Consistent Reads from HDFS Observer NameNode
=============================================================
Purpose
--------
This guide provides an overview of the HDFS Observer NameNode feature
and how to configure/install it in a typical HA-enabled cluster. For a
detailed technical design overview, please check the doc attached to
[HDFS-12943](https://issues.apache.org/jira/browse/HDFS-12943).
Background
-----------
In a HA-enabled HDFS cluster (for more information, check
[HDFSHighAvailabilityWithQJM](./HDFSHighAvailabilityWithQJM.html)), there
is a single Active NameNode and one or more Standby NameNode(s). The
Active NameNode is responsible for serving all client requests, while
Standby NameNode just keep the up-to-date information regarding the
namespace, by tailing edit logs from JournalNodes, as well as block
location information, by receiving block reports from all the DataNodes.
One drawback of this architecture is that the Active NameNode could be a
single bottle-neck and be overloaded with client requests, especially in
a busy cluster.
The Consistent Reads from HDFS Observer NameNode feature addresses the
above by introducing a new type of NameNode called **Observer
NameNode**. Similar to Standby NameNode, Observer NameNode keeps itself
up-to-date regarding the namespace and block location information.

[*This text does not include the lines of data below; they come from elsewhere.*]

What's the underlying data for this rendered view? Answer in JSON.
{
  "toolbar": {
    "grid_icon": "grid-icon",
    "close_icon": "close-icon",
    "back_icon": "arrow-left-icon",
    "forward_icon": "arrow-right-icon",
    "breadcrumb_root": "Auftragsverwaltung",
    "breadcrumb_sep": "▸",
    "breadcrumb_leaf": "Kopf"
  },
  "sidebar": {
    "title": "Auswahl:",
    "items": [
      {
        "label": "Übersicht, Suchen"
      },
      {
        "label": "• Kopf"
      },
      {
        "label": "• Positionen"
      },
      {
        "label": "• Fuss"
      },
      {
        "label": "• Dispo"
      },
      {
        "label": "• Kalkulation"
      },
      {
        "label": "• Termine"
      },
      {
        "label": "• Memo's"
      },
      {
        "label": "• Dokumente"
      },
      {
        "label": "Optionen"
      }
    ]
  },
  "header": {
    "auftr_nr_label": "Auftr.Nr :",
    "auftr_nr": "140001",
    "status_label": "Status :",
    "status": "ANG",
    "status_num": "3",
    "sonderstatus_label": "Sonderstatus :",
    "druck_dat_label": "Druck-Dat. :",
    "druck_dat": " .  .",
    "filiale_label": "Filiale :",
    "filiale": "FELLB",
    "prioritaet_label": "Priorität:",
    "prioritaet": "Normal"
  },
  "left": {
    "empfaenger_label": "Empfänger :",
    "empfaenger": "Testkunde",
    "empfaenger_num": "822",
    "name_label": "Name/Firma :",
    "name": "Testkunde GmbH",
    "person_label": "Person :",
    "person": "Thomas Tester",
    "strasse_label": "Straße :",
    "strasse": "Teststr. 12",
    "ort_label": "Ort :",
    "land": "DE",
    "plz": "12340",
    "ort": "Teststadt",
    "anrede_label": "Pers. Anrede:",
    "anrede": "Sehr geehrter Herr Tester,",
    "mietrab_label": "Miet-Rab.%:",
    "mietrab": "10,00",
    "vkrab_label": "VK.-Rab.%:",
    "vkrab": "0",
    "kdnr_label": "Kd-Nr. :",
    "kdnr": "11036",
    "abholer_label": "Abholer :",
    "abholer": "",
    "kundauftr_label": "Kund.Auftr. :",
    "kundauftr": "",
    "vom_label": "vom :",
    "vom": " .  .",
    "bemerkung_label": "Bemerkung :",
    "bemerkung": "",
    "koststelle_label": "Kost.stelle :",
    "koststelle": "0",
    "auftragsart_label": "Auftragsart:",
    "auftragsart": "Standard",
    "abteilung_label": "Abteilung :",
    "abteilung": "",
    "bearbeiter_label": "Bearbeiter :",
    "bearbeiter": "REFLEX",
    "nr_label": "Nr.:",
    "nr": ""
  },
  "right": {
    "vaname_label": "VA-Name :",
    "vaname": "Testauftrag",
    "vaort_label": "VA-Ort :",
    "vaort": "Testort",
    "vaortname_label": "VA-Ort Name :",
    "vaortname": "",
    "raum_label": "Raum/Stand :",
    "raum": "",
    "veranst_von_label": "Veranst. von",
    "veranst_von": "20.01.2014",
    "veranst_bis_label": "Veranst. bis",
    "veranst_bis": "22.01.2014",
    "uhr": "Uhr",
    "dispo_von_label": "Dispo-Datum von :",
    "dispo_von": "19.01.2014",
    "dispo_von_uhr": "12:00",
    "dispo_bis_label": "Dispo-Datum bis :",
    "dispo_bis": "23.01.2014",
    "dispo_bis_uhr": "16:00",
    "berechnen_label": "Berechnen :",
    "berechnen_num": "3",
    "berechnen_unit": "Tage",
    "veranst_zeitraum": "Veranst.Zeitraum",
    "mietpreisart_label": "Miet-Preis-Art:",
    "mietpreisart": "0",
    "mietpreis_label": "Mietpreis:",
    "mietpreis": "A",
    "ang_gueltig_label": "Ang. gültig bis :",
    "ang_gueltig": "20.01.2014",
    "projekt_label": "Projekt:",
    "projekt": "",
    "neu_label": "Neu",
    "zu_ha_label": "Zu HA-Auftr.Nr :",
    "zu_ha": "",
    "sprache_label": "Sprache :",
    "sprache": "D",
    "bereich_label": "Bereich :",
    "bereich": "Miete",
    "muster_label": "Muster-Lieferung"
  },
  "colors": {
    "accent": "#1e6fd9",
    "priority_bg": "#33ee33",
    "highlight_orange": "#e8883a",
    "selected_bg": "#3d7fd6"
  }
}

In addition, it also has the ability to serve consistent reads, like
Active NameNode. Since read requests are the majority in a typical
environment, this can help to load balancing the NameNode traffic and
improve overall throughput.
Architecture
--------------
In the new architecture, a HA cluster could consists of namenodes in 3
different states: active, standby and observer. State transition can
happen between active and standby, standby and observer, but not
directly between active and observer.
To ensure read-after-write consistency within a single client, a state
ID, which is implemented using transaction ID within NameNode, is
introduced in RPC headers. When a client performs write through Active
NameNode, it updates its state ID using the latest transaction ID from
the NameNode. When performing a subsequent read, the client passes this
state ID to Observer NameNode, which will then check against its own
transaction ID, and will ensure its own transaction ID has caught up
with the request's state ID, before serving the read request. This ensures
"read your own writes" semantics from a single client. Maintaining
consistency between multiple clients in the face of out-of-band communication
is discussed in the "Maintaining Client Consistency" section below.
Edit log tailing is critical for Observer NameNode as it directly affects
the latency between when a transaction is applied in Active NameNode and
when it is applied in the Observer NameNode. A new edit log tailing
mechanism, named "Edit Tailing Fast-Path", is introduced to
significantly reduce this latency. This is built on top of the existing
in-progress edit log tailing feature, with further improvements such as
RPC-based tailing instead of HTTP, a in-memory cache on the JournalNode,
etc. For more details, please see the design doc attached to HDFS-13150.
New client-side proxy providers are also introduced.
ObserverReadProxyProvider, which inherits the existing
ConfiguredFailoverProxyProvider, should be used to replace the latter to
enable reads from Observer NameNode. When submitting a client read
request, the proxy provider will first try each Observer NameNode
available in the cluster, and only fall back to Active NameNode if all
of the former failed. Similarly, ObserverReadProxyProviderWithIPFailover
is introduced to replace IPFailoverProxyProvider in a IP failover setup.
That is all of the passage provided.